Orient-Express’ Focus Is On Growing Earnings

June 3, 2013

orient expressOrient-Express Hotels Ltd., the Bermuda-based global property owner that rejected a takeover offer from Indian Hotels Co. last year, is focusing on increasing profits and its share price before considering mergers, according to its chief executive officer.

John Scott, hired in November after the Bermuda company rejected the Indian Hotels bid, is renovating and expanding Orient-Express’s portfolio of more than 30 luxury hotels along with trains, riverboats and restaurants that include the Copacabana Palace in Rio de Janeiro and the Venice Simplon-Orient-Express train.
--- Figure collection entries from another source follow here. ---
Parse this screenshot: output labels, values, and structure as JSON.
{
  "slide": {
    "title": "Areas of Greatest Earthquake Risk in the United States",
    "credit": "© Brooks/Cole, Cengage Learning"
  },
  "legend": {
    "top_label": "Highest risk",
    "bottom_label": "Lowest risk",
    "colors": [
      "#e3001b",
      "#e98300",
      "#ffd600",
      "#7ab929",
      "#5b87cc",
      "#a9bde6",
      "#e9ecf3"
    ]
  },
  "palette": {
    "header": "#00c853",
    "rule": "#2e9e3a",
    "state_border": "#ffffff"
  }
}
“My job is to make sure we have a solid business model and that we are growing earnings and getting our stock price up,” Mr. Scott told the Bloomberg financial news service this week [June 3]. “If we do that, it leads to opportunities. Then we can look at mergers and acquisitions more aggressively. If approached at that point, the board would take it seriously.”

Indian Hotels, in collaboration with other entities associated with Mumbai-based Tata Group, in October offered to buy the 93.1 percent of Orient-Express it doesn’t already own for $12.63 a share.

The unsolicited bid was 43 percent higher than Orient-Express’s 20-day average price at the time, a record premium for the industry, according to data compiled by Bloomberg.

Orient-Express peaked at $64.80 in October 2007, before the global financial crisis, and has since plunged more than 80 percent.